Un soleil qui réchauffe et une frappe venue des profondeurs, le bonheur…

 

Tous nos poissons ne passeront que quelques secondes à bord avant d’être remis en liberté. Je vais encore radoter mais l’éthique me pousse une nouvelle fois à dire, que je trouve cela regrettable que certains qui se disent porteur des valeurs du catch and release et qui pourtant n’hésitent pas à mettre pendant des heures, des poissons d’un certain âge respectable au vivier alors qu’ils sont en pêche loisir… La réglementation locale est assez complexe et change d’un plan d’eau à l’autre, maintenir captif des poissons vivants peut ici coûter cher, très cher… Placer au vivier un brochet qui est ici une espèce protégée peut relever de la démence ou peut être de la simple provocation ? De nombreuses compétitions locales n’autorisent d’ailleurs pas la possibilité de maintenir des poissons vivants captifs. Quand on regarde un minimum derrière soit et qu’on voit ce que sont devenus des biotopes comme le lac léman gérés par des pays voisins, on peut sérieusement se poser des questions sur le futur de la pêche en hollande pour les étrangers…

 

Un joli dernier poisson avant le retour… Session réussie pour Franck

Je termine donc cette session, content d’avoir pu satisfaire la soif de découverte de mon pote Franck.

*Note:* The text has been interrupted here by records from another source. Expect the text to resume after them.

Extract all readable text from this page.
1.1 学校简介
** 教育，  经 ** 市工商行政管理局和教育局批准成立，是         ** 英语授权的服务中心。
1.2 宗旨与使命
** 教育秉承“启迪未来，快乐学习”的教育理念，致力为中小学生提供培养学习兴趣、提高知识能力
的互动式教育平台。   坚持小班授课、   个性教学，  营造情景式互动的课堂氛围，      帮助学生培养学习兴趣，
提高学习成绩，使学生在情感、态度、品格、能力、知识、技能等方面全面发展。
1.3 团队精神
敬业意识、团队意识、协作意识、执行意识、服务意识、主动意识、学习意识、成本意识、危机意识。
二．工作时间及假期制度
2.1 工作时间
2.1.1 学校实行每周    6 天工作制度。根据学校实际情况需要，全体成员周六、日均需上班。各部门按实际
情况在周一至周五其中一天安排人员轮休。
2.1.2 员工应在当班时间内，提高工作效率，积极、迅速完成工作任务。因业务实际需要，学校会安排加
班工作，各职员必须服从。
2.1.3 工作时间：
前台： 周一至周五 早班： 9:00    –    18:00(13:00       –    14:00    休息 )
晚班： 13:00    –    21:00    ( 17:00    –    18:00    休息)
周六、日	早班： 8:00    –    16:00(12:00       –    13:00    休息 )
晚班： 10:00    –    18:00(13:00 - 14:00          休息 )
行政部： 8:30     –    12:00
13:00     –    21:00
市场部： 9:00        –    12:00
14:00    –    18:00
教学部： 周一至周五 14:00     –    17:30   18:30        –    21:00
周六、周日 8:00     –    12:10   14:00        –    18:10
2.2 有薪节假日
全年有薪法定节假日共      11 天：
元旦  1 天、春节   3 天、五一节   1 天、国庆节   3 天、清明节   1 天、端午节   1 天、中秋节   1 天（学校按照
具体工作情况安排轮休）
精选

La prochaine fois que nous nous verrons, ce sera une nouvelle fois avec des cannes dans un sac et au pied d’un avion pour découvrir de nouvelles espèces… j’ai hâte !

 

Il est désormais temps de laisser ces vieux poissons tranquillement se reproduire

 

Une partie du matériel, largement axé sur la pêche en linéaire des percidés, que nous avons utilisé avec succès au cours de cette session :

 

 

N’hésitez pas à me contacter sur Facebook si vous voulez encore plus d’infos ou tout simplement pour parler pêche ! 😉

So many fish, so little time…

Joss’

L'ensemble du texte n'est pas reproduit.